As well as coping with the demands of such a waiting list, a lot of their time is taken up with dealing with distressed parents, Dr Oslizlock says.

They have been on deputations about the problem to the Department of Health. He has been on three such deputations himself, the last one a month ago. They have tried to impress on the Department the urgency of the situation, but Dr Oslizlock feels officials at first believed Crumlin might be overstating the case. Latterly, he thinks, the Department is beginning to realise this is not so.

They have made concrete proposals to the Department as to how the matter could be sorted out, he says. Essential to the solution is the employment of more full-time paediatric cardiac consultants. A State of this size and level of development should have six, Dr Oslizlock says. It now has two, himself and a colleague at Crumlin, with another available just a third of his time.

It has been estimated, he says, that the cost of the employment of the necessary number of paediatric cardiac consultants/surgeons and the installation of the facilities necessary to solve the problem once and for all would be £5 million.

A spokeswoman at the hospital's appointments section said Rebecca Metcalfe's appointment was deferred for 11 months as the consultants would be away in July.
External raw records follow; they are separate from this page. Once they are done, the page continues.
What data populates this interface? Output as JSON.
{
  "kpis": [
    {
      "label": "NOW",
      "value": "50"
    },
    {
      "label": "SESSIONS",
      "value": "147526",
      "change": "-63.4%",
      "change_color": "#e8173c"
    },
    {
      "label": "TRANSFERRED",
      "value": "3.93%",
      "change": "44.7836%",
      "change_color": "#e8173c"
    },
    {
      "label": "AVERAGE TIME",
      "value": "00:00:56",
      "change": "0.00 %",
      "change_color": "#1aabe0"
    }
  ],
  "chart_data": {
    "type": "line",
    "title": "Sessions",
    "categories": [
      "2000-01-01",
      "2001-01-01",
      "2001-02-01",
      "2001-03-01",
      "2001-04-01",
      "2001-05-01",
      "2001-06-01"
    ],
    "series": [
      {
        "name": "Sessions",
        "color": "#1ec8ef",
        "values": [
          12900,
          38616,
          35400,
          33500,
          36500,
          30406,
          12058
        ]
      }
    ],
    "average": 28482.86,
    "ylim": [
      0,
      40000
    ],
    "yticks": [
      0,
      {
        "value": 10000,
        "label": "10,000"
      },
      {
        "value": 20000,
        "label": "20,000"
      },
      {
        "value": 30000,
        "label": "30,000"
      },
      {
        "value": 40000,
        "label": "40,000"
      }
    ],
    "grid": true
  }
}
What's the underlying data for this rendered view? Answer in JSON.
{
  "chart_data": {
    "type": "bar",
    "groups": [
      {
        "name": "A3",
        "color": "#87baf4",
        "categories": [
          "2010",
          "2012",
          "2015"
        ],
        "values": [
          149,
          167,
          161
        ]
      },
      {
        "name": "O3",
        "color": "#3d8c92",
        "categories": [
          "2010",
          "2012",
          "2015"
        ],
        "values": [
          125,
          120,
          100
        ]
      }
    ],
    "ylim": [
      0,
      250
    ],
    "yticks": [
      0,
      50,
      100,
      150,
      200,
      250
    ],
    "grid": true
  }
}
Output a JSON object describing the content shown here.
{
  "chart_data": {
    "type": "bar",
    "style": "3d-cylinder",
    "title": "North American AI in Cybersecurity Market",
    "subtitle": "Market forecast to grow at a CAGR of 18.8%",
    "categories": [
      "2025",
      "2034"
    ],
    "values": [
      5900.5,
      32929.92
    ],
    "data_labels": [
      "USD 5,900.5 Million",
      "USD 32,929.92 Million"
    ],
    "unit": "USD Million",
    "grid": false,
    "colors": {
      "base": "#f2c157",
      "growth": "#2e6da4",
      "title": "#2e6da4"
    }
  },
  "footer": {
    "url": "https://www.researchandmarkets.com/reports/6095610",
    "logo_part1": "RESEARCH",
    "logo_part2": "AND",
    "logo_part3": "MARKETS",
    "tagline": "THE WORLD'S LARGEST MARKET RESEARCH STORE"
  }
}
The waiting list for the cardiac clinic was, on average, "a year" for first-time appointments for "new children", she said, "and another 14 months if you miss that one".

Mr Tom Crilly, a Workers' Party candidate in Dublin South East, who has highlighted Rebecca Metcalfe's case in election literature, says it demonstrates that while the well-off can use private insurance "to leapfrog all the queues and avail of facilities that have been paid for by the taxpayers of this country", low-paid workers and the unemployed "wait in line and face terrible and worsening queues". Rebecca's case is "just one of many" he says.

A spokesman for the Department of Health did not comment on the specific case but drew attention to a recent announcement that "£500,000 is being allocated to alleviate the waiting list problem".